As mentioned, Nebbiolo grapes are grown in the Langhe area, which is part of the broader Italian Piedmont vineyard region. Within Lange, Nebbiolo grapes are grown in Barolo, Barbaresco, and Roero. Barolo and Barbaresco are famous for their Nebbiolo offerings, and these wines tend to be more expensive and sought after than more affordable bottles from Roero.
One of the more notable things about Nebbiolo is the fact that the initial aroma suggests that the wine will be light and delicate, while the resulting taste is intense, full-bodied, and packed with tannins.
Nebbiolo has a delicate aroma with hints of fruit and floral notes. In terms of taste, expect to get strong notes of leather, cherry, raspberries, rose, anise, and clay.
Nebbiolo has a medium-heavy body with a high tannin content and acidy. This results in a wine that is intense and toes the fine line between delicate and complex.
Nebbiolo is fairly versatile when it comes to food pairings, but be sure to pick foods that work well with the high tannin content and acidity. Fatty meats are a good option as they will neutralise a fair amount of the tannins. The wine also pairs well with salty dishes with large amounts of vinegar-based sauces.
Steaks with a fair amount of fat and marbleisation pair well with Nebbiolo. Beef cuts like ribeye or prime rib are particularly well suited to this wine, as are sausages, duck, and pork shank. When it comes to vegetables and sauces, think Italian!
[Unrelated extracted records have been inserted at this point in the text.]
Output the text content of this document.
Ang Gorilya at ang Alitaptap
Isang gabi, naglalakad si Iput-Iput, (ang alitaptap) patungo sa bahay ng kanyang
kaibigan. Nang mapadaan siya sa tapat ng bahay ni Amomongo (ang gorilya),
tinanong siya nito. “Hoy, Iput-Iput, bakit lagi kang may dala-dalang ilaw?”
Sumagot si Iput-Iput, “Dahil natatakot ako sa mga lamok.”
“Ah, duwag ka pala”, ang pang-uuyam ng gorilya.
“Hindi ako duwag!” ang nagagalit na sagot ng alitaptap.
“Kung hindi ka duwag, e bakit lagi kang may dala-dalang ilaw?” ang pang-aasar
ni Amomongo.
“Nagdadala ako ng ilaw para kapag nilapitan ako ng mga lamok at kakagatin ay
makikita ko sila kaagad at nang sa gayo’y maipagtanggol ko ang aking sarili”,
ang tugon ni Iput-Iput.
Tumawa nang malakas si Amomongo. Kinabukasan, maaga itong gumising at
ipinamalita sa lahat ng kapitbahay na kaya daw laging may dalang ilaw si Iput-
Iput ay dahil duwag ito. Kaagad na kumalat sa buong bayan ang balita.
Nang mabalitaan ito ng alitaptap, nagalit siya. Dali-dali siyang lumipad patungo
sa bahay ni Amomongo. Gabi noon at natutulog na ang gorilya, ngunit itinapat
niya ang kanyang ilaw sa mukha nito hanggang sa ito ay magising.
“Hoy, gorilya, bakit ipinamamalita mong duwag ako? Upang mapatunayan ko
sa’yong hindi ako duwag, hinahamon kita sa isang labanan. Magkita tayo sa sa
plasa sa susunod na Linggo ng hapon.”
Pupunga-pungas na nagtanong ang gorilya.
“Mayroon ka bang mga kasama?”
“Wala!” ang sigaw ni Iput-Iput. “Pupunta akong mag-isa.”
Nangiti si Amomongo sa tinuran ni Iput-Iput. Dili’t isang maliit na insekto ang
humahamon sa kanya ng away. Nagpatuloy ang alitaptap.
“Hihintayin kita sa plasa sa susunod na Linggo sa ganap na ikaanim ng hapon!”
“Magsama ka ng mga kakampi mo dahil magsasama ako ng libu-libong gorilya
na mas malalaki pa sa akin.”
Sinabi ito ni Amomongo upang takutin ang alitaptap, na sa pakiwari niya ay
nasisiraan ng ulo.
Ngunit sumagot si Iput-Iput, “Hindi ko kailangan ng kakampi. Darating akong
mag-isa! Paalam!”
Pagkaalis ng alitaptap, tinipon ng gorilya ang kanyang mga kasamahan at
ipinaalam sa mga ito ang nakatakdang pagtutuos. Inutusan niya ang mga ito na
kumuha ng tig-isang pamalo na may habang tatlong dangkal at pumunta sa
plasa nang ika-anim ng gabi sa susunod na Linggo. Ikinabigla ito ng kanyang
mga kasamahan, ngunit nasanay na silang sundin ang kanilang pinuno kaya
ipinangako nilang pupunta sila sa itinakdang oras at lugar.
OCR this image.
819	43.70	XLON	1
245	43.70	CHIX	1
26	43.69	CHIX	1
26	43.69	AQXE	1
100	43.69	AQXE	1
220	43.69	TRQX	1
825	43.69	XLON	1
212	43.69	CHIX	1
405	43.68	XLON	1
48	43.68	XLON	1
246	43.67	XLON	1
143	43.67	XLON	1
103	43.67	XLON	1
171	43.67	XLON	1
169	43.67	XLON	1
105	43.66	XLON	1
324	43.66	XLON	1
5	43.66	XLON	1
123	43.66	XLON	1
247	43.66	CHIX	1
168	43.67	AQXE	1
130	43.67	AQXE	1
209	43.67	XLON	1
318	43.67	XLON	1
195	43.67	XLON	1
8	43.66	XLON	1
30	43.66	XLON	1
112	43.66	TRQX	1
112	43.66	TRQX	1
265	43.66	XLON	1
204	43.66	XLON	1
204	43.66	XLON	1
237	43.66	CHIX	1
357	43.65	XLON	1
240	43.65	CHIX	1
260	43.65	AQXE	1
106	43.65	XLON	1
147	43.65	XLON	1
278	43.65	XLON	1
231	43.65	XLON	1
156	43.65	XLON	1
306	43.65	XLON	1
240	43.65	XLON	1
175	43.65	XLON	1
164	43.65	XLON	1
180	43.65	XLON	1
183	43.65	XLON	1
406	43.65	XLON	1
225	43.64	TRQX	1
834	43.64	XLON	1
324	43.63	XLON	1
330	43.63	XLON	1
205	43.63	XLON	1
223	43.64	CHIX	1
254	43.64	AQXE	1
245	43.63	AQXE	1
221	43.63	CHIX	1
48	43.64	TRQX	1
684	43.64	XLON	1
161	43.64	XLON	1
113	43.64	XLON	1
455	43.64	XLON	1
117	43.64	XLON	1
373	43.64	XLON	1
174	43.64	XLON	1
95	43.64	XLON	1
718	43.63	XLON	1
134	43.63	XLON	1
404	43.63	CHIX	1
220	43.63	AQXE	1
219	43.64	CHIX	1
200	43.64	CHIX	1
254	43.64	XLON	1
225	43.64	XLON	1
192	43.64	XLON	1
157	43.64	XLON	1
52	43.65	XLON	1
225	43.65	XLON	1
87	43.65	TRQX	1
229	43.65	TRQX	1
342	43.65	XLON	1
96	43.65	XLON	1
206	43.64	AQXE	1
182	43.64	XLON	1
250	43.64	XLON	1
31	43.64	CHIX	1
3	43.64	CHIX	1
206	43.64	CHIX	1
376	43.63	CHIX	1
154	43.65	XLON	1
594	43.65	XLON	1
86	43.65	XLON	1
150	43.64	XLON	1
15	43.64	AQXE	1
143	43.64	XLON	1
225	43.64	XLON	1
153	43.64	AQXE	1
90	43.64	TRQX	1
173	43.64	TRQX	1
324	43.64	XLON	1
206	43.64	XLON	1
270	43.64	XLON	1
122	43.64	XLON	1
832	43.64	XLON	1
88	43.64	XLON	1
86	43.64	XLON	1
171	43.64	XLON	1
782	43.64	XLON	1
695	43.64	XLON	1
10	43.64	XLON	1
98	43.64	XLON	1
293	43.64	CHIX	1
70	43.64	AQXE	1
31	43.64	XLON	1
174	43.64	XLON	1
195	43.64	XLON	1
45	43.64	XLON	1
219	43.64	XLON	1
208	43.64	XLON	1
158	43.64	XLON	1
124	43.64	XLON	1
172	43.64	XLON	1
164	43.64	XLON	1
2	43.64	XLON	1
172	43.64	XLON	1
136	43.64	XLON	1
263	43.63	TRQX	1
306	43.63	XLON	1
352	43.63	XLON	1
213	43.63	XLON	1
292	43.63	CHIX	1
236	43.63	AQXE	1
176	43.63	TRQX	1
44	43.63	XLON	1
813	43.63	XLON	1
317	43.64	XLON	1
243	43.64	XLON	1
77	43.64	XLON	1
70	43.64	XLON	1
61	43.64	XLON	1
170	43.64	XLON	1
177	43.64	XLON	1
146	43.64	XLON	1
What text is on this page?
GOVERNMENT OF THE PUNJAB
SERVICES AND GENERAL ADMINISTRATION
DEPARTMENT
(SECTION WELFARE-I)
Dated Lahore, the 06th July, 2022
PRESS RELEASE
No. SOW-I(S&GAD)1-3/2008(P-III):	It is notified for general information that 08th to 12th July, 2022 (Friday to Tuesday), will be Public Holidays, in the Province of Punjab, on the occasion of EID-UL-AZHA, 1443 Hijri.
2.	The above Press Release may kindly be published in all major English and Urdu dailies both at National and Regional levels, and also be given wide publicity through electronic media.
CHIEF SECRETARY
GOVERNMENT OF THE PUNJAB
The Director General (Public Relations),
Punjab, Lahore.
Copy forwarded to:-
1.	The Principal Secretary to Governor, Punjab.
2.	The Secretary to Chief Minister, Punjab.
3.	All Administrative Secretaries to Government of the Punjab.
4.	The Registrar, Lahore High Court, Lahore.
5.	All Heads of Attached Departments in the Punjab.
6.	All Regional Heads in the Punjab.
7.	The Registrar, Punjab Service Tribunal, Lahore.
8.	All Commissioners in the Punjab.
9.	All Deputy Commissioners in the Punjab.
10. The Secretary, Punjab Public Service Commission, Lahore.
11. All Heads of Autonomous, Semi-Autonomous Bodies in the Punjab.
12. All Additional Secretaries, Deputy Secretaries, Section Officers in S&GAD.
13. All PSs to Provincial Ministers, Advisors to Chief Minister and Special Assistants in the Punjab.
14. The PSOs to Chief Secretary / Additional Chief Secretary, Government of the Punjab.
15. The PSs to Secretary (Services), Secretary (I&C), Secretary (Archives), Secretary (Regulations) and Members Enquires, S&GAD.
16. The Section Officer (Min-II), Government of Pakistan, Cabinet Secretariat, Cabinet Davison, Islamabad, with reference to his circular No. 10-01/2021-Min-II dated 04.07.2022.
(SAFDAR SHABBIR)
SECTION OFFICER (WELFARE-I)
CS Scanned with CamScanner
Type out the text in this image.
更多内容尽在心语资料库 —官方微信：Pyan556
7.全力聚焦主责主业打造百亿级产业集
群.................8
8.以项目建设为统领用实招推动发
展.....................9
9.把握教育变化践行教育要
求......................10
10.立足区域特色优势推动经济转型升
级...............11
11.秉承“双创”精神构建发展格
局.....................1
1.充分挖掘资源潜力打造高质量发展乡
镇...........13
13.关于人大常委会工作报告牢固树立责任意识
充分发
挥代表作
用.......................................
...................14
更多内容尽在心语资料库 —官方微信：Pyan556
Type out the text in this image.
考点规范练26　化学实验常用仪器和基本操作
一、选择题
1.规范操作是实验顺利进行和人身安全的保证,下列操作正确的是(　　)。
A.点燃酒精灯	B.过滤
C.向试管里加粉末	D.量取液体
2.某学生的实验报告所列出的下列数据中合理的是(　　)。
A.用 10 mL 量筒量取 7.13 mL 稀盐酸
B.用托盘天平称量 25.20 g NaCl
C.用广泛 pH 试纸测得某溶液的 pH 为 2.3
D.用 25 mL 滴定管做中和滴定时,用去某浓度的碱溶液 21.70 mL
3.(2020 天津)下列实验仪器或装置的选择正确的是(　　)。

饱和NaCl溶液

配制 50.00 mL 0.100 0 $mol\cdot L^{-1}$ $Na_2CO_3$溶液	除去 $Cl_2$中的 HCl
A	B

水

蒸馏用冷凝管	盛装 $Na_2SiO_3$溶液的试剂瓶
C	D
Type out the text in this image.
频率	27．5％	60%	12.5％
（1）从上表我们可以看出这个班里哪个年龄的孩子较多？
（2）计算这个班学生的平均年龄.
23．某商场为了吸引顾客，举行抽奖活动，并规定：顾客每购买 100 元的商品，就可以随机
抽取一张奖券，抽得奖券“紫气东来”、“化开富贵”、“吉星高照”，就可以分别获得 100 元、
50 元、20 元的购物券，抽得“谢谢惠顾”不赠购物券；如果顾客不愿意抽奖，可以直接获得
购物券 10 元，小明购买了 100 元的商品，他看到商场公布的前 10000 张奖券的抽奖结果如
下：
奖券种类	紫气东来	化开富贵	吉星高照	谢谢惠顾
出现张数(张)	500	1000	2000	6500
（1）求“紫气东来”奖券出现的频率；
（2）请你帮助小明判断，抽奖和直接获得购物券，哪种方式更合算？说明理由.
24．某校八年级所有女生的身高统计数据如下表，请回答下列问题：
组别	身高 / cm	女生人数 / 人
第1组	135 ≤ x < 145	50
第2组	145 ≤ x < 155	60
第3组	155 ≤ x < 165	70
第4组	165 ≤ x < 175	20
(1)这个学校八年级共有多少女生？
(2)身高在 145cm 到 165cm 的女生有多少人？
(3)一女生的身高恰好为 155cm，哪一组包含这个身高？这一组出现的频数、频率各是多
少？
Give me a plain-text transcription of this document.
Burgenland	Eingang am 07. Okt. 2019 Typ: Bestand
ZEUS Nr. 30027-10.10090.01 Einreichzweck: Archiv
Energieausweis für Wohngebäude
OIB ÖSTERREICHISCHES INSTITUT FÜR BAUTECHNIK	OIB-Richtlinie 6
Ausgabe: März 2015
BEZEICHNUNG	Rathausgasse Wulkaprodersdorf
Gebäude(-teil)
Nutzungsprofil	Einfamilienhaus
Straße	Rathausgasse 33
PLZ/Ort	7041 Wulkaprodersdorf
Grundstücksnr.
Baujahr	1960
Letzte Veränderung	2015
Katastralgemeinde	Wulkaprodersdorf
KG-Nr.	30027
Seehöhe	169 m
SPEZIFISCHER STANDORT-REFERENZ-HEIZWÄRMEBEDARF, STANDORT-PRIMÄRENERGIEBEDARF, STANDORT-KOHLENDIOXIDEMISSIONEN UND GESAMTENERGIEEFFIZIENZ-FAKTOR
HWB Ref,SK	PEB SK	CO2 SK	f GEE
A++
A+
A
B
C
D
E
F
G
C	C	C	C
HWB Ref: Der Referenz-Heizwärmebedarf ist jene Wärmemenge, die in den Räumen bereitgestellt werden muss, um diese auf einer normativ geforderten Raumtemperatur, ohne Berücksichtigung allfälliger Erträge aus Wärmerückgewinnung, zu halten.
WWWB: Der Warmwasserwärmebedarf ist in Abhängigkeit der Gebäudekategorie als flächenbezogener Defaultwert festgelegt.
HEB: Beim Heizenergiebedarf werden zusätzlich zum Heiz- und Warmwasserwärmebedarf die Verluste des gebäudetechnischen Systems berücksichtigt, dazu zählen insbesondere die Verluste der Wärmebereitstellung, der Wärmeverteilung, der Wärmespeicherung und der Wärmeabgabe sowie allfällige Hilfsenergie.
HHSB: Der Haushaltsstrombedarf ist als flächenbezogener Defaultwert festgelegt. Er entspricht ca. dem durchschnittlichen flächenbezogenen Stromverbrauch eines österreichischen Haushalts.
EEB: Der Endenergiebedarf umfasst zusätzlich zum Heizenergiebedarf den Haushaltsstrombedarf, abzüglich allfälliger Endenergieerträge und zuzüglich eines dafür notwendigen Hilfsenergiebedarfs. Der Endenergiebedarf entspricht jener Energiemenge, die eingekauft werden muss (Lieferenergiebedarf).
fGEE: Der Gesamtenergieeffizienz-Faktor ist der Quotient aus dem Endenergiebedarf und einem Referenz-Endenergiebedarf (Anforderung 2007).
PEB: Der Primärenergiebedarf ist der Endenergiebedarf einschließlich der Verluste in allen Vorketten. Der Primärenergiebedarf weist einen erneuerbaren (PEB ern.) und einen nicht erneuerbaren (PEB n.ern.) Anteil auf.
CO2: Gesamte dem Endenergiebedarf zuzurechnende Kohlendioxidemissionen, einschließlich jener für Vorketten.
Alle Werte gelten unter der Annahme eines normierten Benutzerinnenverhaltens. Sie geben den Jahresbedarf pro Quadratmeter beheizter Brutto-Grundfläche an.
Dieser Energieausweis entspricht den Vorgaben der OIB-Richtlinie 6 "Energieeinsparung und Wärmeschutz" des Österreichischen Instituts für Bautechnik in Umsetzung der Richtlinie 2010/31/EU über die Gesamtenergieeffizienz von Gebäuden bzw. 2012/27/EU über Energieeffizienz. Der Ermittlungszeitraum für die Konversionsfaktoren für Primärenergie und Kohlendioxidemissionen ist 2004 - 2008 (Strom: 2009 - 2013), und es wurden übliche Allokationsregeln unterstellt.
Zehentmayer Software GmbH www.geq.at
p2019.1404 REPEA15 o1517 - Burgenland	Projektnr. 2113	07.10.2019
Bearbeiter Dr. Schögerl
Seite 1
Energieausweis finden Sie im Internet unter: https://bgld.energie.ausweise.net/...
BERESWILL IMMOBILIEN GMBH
Nebbiolo goes well with a number of regional dishes that include tomato-based sauces, garlic, olives, pizza, and butternut squash.
Similarly, try pairing the wine with some parmigiana reggiano or pecorino cheese.
Wines to try
Depending on where it was bottled, Nebbiolos may cost between $10 and $100. Bottles from the Barolo areas are the most expensive.
Giovanni Manzone, Il Crutin, Langhe Nebbiolo ($25.99)
Vibrant and spicy, this is a wonderfully tasty and affordable option.
Gemma, Ruja, Langhe Nebbiolo ($15)
Another extremely affordable bottle. This wine combines a intense fruitiness with some ripe tannins.
Pelassa, Sot, Nebbiolo d’Alba ($19.99)
Wonderfully floral and fruity. This wine also has a tasty acidity.